While foreign institutional investors still claim the lion's share of trades on the PSE, an increasing interest from smaller Czech investors is welcome news for many. Petr Koblic, the chief executive of the Prague Stock Exchange, says these types of investors now account for 10% of traders, a number that is still far lower than other regional markets, for example in Poland, where it is around 35%. Still it's much better than even a few years ago, when that number was almost zero.
"We very much like to see much more domestic both retail and institutional but mainly retail investors who are returning to the market after some bad experiences from the end of the 90s."
Koblic says the exchange's past negative image wasn't entirely its own, but shared by the entire capital market. Now, however, the Securities and Exchange Commission, or SEC, helps regulate the bourse, avoiding past problems.

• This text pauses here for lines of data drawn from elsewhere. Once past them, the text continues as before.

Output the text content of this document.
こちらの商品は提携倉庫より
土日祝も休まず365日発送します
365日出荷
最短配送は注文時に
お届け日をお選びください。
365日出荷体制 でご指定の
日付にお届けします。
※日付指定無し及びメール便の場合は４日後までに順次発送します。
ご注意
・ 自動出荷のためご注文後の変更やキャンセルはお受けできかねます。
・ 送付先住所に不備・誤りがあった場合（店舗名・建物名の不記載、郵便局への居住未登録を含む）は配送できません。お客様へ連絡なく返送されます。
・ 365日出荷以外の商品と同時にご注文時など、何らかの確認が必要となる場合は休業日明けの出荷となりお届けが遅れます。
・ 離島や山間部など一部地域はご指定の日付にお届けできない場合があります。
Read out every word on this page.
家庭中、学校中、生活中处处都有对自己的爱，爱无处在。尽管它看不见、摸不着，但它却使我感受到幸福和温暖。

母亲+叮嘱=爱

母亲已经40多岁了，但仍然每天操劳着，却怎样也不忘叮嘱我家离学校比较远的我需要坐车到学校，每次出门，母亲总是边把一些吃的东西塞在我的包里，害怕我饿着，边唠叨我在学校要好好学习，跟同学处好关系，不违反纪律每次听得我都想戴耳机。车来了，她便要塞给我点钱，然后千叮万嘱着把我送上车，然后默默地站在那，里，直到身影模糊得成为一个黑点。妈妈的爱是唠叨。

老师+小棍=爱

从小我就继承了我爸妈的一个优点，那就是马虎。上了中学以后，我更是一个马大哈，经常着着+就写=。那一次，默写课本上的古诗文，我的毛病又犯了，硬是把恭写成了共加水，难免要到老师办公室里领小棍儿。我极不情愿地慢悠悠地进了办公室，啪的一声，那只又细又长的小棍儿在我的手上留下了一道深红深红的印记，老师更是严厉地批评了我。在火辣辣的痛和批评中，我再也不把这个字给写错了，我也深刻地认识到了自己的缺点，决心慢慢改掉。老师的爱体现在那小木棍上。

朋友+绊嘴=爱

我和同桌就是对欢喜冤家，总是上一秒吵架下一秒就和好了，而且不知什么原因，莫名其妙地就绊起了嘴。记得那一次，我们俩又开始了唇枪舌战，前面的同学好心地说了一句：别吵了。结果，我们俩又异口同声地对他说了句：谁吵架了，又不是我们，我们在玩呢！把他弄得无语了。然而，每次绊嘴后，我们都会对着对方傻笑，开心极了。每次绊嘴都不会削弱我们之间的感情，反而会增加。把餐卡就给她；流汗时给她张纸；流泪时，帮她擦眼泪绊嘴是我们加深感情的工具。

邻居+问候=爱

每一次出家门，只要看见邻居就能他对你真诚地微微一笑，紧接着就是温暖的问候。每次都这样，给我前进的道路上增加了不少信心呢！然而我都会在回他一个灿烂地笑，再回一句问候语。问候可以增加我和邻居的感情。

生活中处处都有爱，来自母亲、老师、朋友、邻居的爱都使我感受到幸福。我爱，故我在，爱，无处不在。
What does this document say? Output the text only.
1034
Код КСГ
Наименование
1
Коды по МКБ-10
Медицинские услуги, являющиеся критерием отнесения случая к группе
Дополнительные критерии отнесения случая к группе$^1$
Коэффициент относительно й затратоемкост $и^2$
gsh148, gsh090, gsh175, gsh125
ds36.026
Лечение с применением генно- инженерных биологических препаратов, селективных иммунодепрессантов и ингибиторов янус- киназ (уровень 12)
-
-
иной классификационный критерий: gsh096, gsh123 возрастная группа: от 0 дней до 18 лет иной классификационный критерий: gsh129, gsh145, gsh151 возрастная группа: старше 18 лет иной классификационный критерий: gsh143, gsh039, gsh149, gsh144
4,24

"There was a bunch of privatisation in 1993 and in 1995, and there were about two-and-a-half thousand companies basically listed on the market and probably 2,300 of them should have never hit the market. They were too small and too weak against takeovers, so takeovers started immediately on day one, and the SEC was not in place. So there was basically no protection for the minority shareholders at all. Since 1998, when the SEC was created, the situation has started to improve slowly—there was some improvement in the law. And I would say we don't have a big negative issue in the last year about any stock or an issue about any fund, which is very good."
2006 should be another good year for the market, although analysts don't expect to match the record pace of 2005. Patria's Tomas Gatek foresees growth between 10 to 15 percent, helped by the fact that lower valuations of companies on the Czech bourse are still seen as a bargain for western investors. Although that will not last forever:
"Already we've seen two or three years of strong growth so the valuations are getting tight and they are getting close to western peers. Therefore we could see a slowdown on this ground but also perhaps the earnings growth of the companies could slow down and the positive news we have so far could be priced in the market already."
However, new listings and trading products could counter slower growth. Koblic says brokers have five to ten new issues in the pipeline and he would be happy to see three or four of them materialize this year. He, too, is confident in the next trading year, saying a growing Czech economy also means a growing capital market. Still, appropriately, he declined to offer listeners any stock tips.